The owners of this winery, Dick and Linda Auger, began making wine as a hobby in 1993. Their love of the craft led to the official establishment of this winery in 1999, after hand-planting their first 300 vines. They have continued planting additional vines every year since then. Today, I estimate that they have over 2000 vines contributing to at least half of their wine production. During my visit I photographed a large field of new vines, which I believe will significantly increase my estimate of that number.
They received a Connecticut Farm Winery permit in November of 1999, and opened the tasting room (pictured below) in June of 1994. Currently, Taylor Brooke produces 16 small batch wines, which include dry estate-grown whites and reds, fruit-infused Rieslings and dessert wines.
Dick and Linda have transformed one of the largest and oldest farms in this area into one of Connecticut’s most popular and respected farm wineries.
Dick enjoys greeting visitors during tasting sessions.
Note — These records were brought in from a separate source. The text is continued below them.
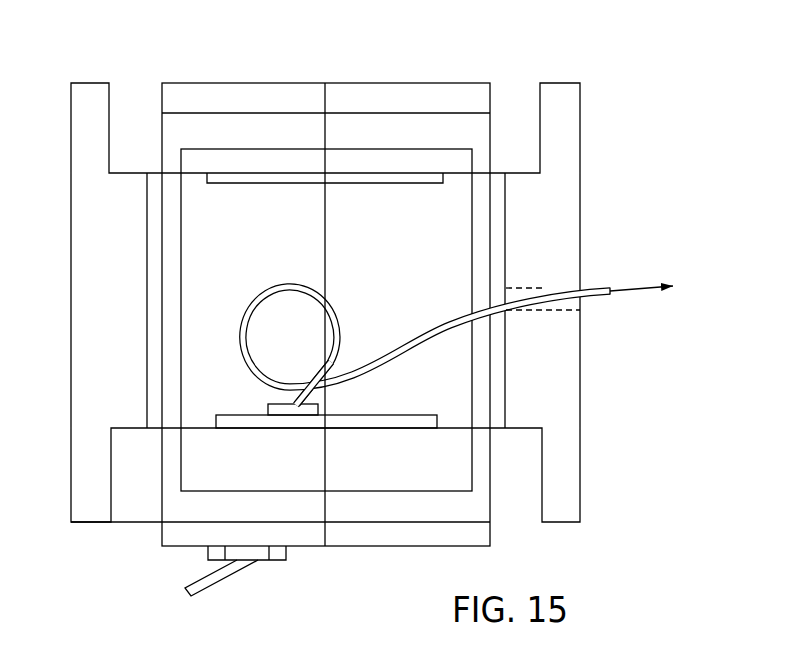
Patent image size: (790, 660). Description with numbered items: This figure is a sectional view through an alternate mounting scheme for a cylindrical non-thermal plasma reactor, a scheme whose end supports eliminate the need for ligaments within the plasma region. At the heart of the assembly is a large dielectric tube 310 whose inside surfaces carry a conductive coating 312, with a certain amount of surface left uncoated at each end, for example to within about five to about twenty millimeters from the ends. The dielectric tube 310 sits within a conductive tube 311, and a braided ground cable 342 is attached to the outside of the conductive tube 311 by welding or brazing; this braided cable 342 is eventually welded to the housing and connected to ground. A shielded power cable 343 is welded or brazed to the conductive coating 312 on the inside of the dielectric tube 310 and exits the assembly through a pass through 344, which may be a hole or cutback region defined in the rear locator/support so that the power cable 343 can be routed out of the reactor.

The dielectric tube 310 is at (437, 55).
The conductive tube 311 is at (193, 100).
The conductive coating 312 is at (257, 178).
The braided ground cable 342 is at (213, 583).
The shielded power cable 343 is at (437, 335).
The pass through 344 is at (563, 298).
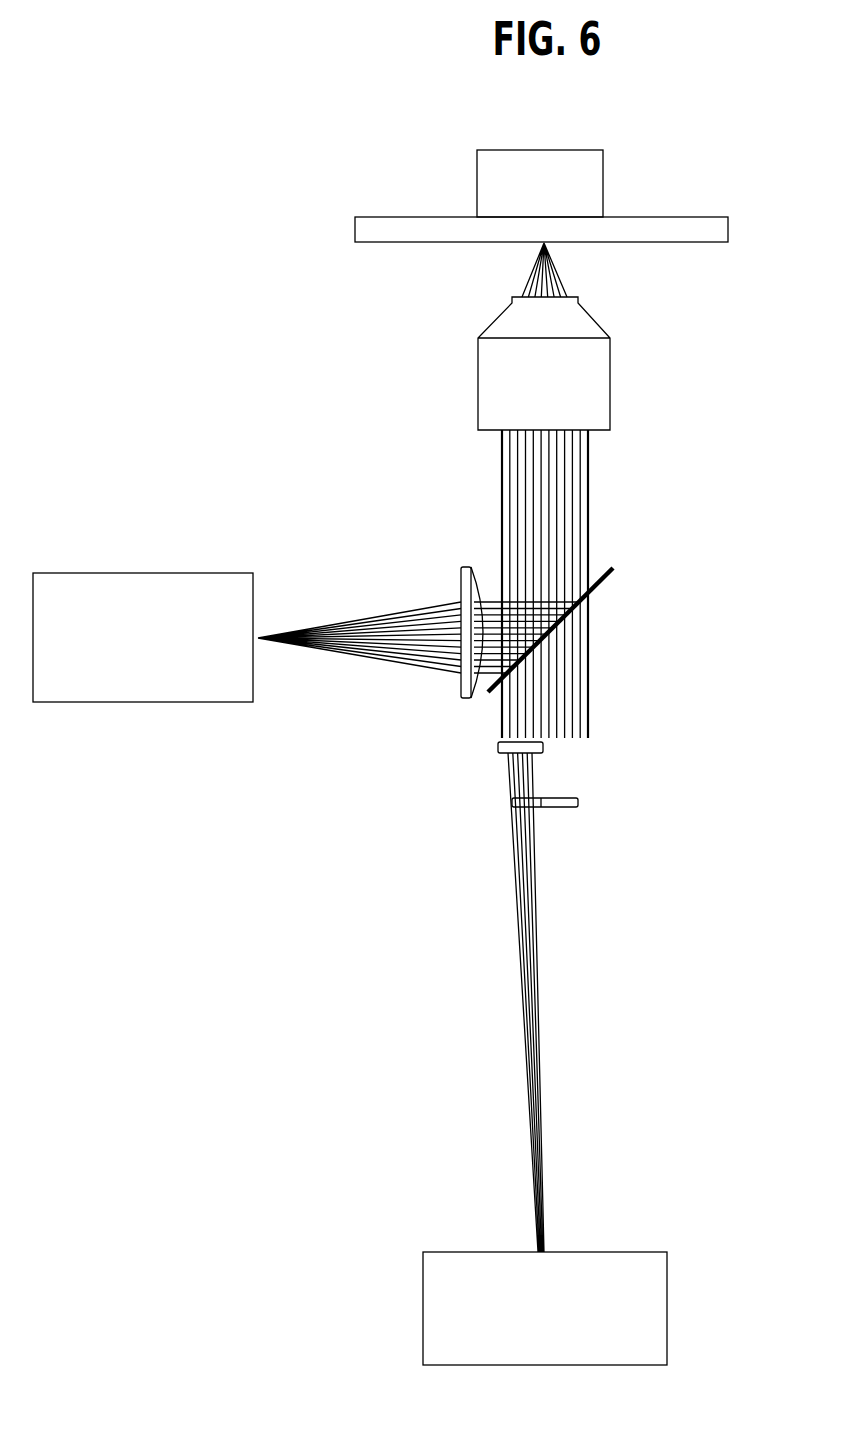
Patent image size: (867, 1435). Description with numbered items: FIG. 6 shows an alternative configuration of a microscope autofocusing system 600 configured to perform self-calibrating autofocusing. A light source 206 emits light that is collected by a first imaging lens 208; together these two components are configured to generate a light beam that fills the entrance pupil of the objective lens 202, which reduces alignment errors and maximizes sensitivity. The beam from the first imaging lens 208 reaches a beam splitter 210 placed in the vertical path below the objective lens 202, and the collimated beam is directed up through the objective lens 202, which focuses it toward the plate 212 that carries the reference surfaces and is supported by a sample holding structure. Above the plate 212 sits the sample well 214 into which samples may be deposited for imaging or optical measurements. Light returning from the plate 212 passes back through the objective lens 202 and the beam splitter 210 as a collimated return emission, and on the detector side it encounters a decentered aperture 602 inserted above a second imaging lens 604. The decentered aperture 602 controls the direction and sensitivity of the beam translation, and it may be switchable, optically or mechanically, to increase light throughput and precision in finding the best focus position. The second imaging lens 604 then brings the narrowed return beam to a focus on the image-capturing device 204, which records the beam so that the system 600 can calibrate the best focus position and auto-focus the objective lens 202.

The autofocusing system 600 is at (340, 445).
The objective lens 202 is at (610, 377).
The image-capturing device 204 is at (598, 1252).
The light source 206 is at (127, 702).
The first imaging lens 208 is at (462, 568).
The beam splitter 210 is at (605, 585).
The plate 212 is at (698, 217).
The sample well 214 is at (603, 183).
The decentered aperture 602 is at (490, 752).
The second imaging lens 604 is at (578, 804).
At these meet and greet sessions, he enthusiastically shares his extensive knowledge of every aspect of wine, from planting vines to producing quality wines from the grapes. As the winemaker, he manages the production of about 2500 cases of wine a year.
There are two outside tasting areas for guests to enjoy their wine when the weather permits.
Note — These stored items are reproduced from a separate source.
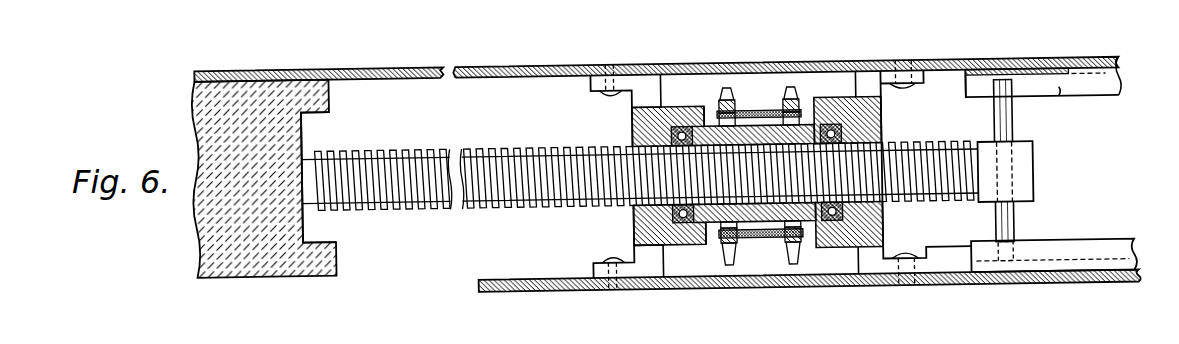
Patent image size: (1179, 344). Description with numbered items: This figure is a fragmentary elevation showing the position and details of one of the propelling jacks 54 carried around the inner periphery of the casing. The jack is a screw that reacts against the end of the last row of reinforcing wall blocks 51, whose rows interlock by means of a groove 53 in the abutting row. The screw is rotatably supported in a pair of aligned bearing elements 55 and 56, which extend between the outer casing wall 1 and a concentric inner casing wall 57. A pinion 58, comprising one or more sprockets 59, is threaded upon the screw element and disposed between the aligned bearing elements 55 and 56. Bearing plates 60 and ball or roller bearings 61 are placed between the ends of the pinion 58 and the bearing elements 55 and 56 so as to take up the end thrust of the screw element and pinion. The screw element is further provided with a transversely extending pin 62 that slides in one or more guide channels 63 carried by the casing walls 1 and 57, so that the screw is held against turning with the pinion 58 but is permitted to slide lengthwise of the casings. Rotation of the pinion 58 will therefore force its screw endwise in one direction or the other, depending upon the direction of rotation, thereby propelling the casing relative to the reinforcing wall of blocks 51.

The outer casing wall 1 is at (547, 76).
The reinforcing wall blocks 51 is at (278, 257).
The groove 53 is at (303, 125).
The jack 54 is at (380, 146).
The bearing element 55 is at (883, 104).
The bearing element 56 is at (633, 91).
The inner casing wall 57 is at (777, 289).
The pinion 58 is at (786, 101).
The sprocket 59 is at (722, 95).
The bearing plate 60 is at (688, 245).
The ball or roller bearing 61 is at (680, 221).
The pin 62 is at (1013, 129).
The guide channel 63 is at (1092, 101).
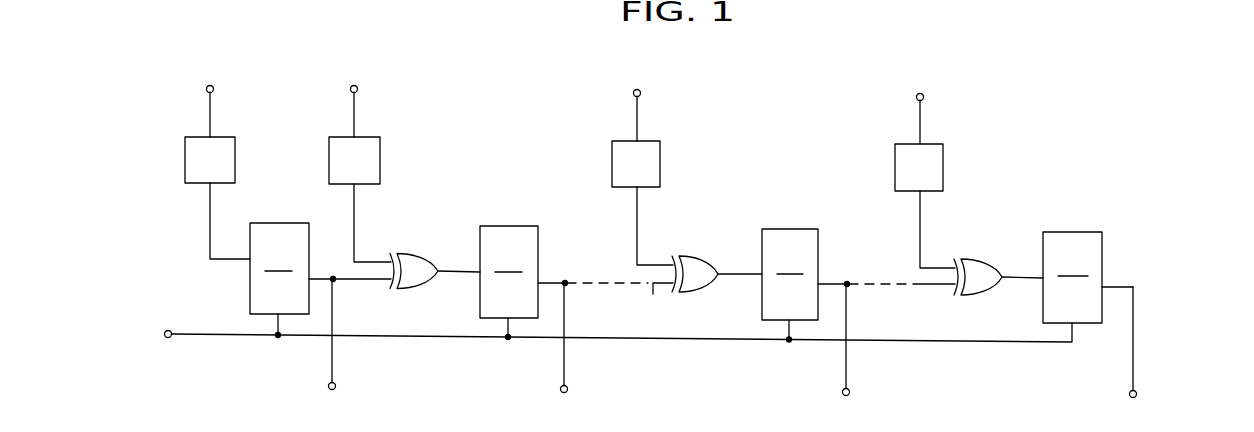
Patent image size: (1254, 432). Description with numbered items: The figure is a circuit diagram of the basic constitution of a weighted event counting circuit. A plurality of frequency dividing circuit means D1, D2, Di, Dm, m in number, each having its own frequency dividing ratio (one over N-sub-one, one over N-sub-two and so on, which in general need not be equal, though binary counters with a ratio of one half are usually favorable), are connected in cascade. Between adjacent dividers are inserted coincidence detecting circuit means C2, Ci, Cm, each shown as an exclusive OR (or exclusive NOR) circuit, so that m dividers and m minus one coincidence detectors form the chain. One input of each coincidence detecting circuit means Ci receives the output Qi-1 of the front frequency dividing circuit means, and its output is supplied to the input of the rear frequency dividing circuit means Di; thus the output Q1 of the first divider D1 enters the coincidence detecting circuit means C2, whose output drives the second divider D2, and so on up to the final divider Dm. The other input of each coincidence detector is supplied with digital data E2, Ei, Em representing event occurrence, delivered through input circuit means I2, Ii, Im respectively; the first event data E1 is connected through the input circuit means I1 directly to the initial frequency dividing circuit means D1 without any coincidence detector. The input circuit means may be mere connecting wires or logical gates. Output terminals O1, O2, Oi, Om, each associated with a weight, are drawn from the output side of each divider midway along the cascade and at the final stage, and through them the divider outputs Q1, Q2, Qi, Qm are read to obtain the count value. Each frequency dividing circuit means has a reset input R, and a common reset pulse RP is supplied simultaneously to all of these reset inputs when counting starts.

The digital data representing event occurrence E1 is at (214, 84).
The digital data representing event occurrence E2 is at (357, 84).
The digital data representing event occurrence Ei is at (637, 89).
The digital data representing event occurrence Em is at (920, 93).
The input circuit means I1 is at (224, 137).
The input circuit means I2 is at (369, 137).
The input circuit means Ii is at (650, 141).
The input circuit means Im is at (930, 144).
The frequency dividing circuit means D1 is at (285, 223).
The frequency dividing circuit means D2 is at (508, 226).
The frequency dividing circuit means Di is at (789, 229).
The frequency dividing circuit means Dm is at (1080, 232).
The coincidence detecting circuit means C2 is at (408, 290).
The coincidence detecting circuit means Ci is at (692, 293).
The coincidence detecting circuit means Cm is at (978, 295).
The output of frequency dividing circuit means Q1 is at (333, 283).
The output of frequency dividing circuit means Q2 is at (558, 280).
The output of front frequency dividing circuit means Qi-1 is at (652, 303).
The output of frequency dividing circuit means Qi is at (836, 282).
The output of frequency dividing circuit means Qm is at (1127, 285).
The output terminal O1 is at (336, 388).
The output terminal O2 is at (560, 390).
The output terminal Oi is at (850, 394).
The output terminal Om is at (1137, 397).
The common reset pulse RP is at (600, 335).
The bottle of wine in the photo below is a Riesling infused with a natural raspberry essence. I usually prefer the crisp, clean brightness of Sauvignon Blanc when I drink or cook with a white wine. However, after a brief conversation with another visitor in the tasting room, I decided to try this seasonal wine. I was surprised to discover an intense brightness in this wine without the cloying sweetness found in other wines of this type. After tasting it and preparing two of my favorite braised chicken and herb recipes, I used this wine in the reduction sauce, with great success. I am now curious to see how it will pair with some of my favorite Asian recipes.
The grapes in the background are Cayuga White; a hardy hybrid grape developed at Cornell University. This grape is one of the mainstays of wineries in Connecticut.
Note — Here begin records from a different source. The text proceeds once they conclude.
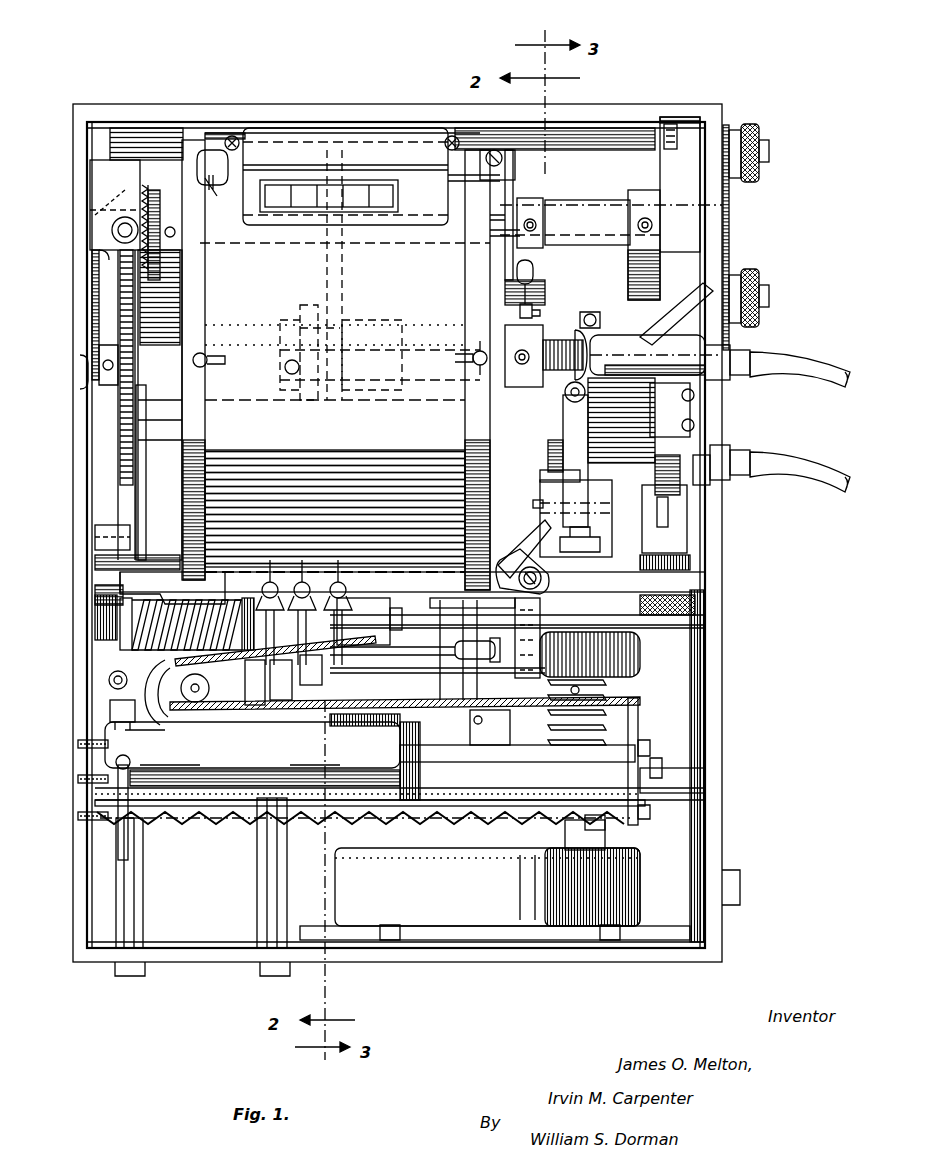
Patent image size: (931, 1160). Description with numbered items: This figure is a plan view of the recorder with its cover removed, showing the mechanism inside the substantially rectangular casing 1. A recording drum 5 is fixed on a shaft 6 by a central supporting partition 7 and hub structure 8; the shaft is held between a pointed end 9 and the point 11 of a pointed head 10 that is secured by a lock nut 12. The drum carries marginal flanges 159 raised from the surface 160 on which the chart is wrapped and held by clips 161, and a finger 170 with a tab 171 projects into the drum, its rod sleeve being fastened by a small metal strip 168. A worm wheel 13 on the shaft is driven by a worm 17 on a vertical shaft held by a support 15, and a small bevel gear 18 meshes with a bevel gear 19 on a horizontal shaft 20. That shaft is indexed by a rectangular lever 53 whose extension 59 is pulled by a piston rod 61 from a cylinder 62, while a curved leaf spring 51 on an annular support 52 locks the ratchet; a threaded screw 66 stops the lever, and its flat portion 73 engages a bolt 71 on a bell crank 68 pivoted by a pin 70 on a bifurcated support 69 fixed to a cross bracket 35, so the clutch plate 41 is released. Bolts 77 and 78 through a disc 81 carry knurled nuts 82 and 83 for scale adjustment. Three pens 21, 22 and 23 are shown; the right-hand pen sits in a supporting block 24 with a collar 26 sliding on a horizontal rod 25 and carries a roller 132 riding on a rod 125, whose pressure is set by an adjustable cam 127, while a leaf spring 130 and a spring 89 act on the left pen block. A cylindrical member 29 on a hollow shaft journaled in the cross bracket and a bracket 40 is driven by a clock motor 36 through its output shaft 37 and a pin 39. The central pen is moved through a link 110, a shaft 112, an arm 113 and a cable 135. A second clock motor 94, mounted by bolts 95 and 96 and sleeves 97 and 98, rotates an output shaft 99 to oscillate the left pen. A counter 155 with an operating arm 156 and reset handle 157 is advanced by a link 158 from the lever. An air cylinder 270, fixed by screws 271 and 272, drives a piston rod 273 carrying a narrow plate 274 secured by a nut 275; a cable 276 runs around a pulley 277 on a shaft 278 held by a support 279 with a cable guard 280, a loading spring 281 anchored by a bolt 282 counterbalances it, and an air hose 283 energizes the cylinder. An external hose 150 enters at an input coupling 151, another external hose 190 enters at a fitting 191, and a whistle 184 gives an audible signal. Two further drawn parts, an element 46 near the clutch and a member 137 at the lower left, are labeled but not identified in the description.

The casing 1 is at (383, 108).
The recording drum 5 is at (185, 135).
The shaft 6 is at (160, 355).
The supporting partition 7 is at (327, 268).
The hub structure 8 is at (393, 328).
The pointed end 9 is at (82, 355).
The pointed head 10 is at (628, 340).
The point 11 is at (730, 340).
The lock nut 12 is at (575, 333).
The worm wheel 13 is at (136, 300).
The support 15 is at (115, 205).
The worm 17 is at (140, 170).
The small bevel gear 18 is at (112, 265).
The bevel gear 19 is at (140, 195).
The horizontal shaft 20 is at (510, 220).
The left-hand pen 21 is at (270, 580).
The central pen 22 is at (305, 580).
The right-hand pen 23 is at (340, 580).
The supporting block 24 is at (380, 598).
The horizontal rod 25 is at (398, 608).
The collar 26 is at (382, 616).
The cylindrical member 29 is at (615, 628).
The cross bracket 35 is at (692, 578).
The clock motor 36 is at (485, 935).
The output shaft 37 is at (565, 832).
The pin 39 is at (600, 825).
The bracket 40 is at (695, 780).
The clutch plate 41 is at (640, 675).
The spring 46 is at (610, 694).
The curved leaf spring 51 is at (672, 122).
The annular support 52 is at (685, 115).
The rectangular lever 53 is at (595, 205).
The extension 59 is at (635, 500).
The piston rod 61 is at (680, 535).
The cylinder 62 is at (698, 735).
The threaded screw 66 is at (600, 312).
The bell crank 68 is at (565, 422).
The bifurcated support 69 is at (545, 476).
The pin 70 is at (535, 501).
The bolt 71 is at (565, 395).
The flat portion 73 is at (550, 452).
The threaded bolt 77 is at (770, 150).
The threaded bolt 78 is at (770, 296).
The disc 81 is at (730, 203).
The knurled nut 82 is at (745, 124).
The knurled nut 83 is at (752, 272).
The spring 89 is at (168, 601).
The second clock motor 94 is at (380, 815).
The bolt 95 is at (132, 978).
The bolt 96 is at (270, 977).
The sleeve 97 is at (140, 905).
The sleeve 98 is at (262, 866).
The output shaft 99 is at (250, 705).
The link 110 is at (395, 654).
The shaft 112 is at (500, 742).
The arm 113 is at (528, 716).
The rod 125 is at (400, 728).
The adjustable cam 127 is at (135, 539).
The leaf spring 130 is at (280, 700).
The roller 132 is at (364, 665).
The cable 135 is at (310, 690).
The support 137 is at (115, 735).
The external hose 150 is at (835, 385).
The input coupling 151 is at (726, 378).
The counter 155 is at (325, 130).
The operating arm 156 is at (494, 150).
The reset handle 157 is at (215, 150).
The link 158 is at (534, 296).
The marginal flanges 159 is at (205, 283).
The surface 160 is at (335, 448).
The clips 161 is at (228, 359).
The small metal strip 168 is at (545, 578).
The finger 170 is at (468, 520).
The tab 171 is at (535, 540).
The whistle 184 is at (135, 504).
The external hose 190 is at (820, 468).
The fitting 191 is at (740, 480).
The air cylinder 270 is at (215, 815).
The screw 271 is at (85, 742).
The screw 272 is at (95, 782).
The piston rod 273 is at (456, 745).
The narrow plate 274 is at (630, 785).
The nut 275 is at (662, 760).
The cable 276 is at (640, 722).
The pulley 277 is at (195, 704).
The shaft 278 is at (165, 705).
The support 279 is at (108, 683).
The cable guard 280 is at (130, 655).
The loading spring 281 is at (180, 820).
The bolt 282 is at (90, 822).
The air hose 283 is at (128, 855).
Pictured below are several mature Cayuga White vines producing an impressive yield. This grape variety answers the question, “Which hybrid grape is easy to grow and make quality wine from?”
This spacious vineyard allows visitors to take unguided tours of the various fields, and also provides comfortable areas to relax and enjoy the view.
Below is what I believe is the latest field being prepared for planting in the spring.
Passing up a large and very popular fair to take a relaxing and informative tour of a first class vineyard like Taylor Brooke was time well spent.